Setelah hujan reda, aku pasti bergegas keluar rumah menuju genangan itu. Bahkan jika gerimis masih turun, dan kabut tebal menyelimuti, aku merasa lebih senang. Aku segera menyibukan diri di bibir genangan air yang airnya sangat jernih itu dengan beragam perlengkapan: kayu, batu, tanah, pasir, dan bunga. Lalu kubangun sebuah istana dan keluarga bahagia. Bibir genangan yang bagi orang terlihat seperti sampah, saat itu berubah lebih indah dari pantai di pulau Bali, Lombok, atau bahkan Hawaii.

Air jernih di genangan yang menampilkan pantulan pasir sisa bangunan rumah dan kerikil serta lumut, berubah menjadi lebih menakjubkan dari Bunaken, Raja Ampat, bahkan Barracuda. Dan liburanku aku terus berlanjut hingga ibu datang, menyeretku pulang dalam kondisi yang sudah basah kuyup. Aku tidak marah, tentu. Aku sangat bahagia, seakan baru pulang liburan ke tempat yang sangat indah.

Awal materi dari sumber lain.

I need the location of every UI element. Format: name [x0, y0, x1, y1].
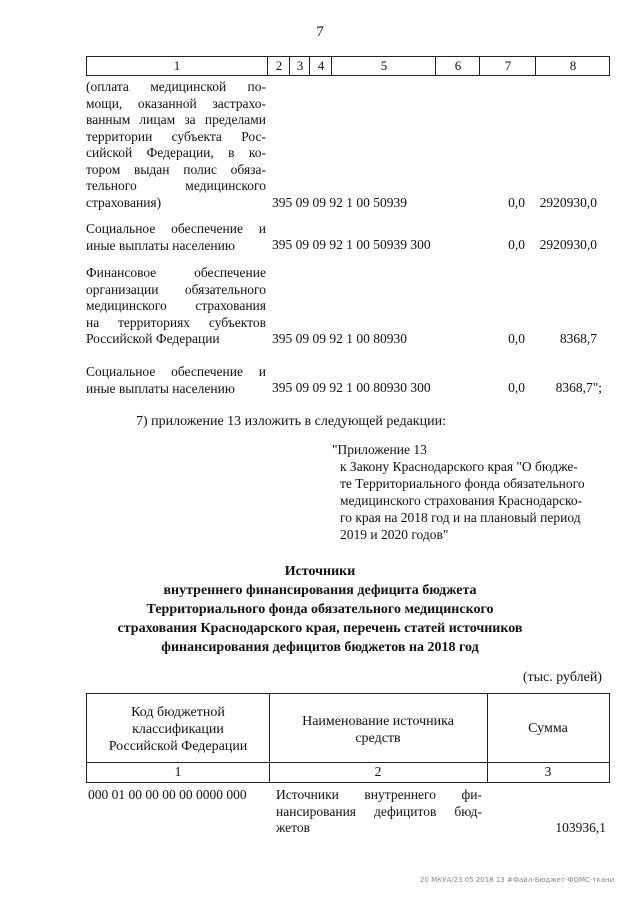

Sayang sekali, kini aku tidak pernah lagi menemukan genangan itu. Mataku terfokus pada dinding-dinding yang telah kubangun tanpa sadar dalam waktu enam tahun, ditambah tiga tahun, ditambah tiga tahun lagi, lalu makin sempurna dengan tambahan tahun berikutnya.

Ah, aku rindu kebahagian sesegar udara selepas hujan itu. Kapan aku menemukannya kembali?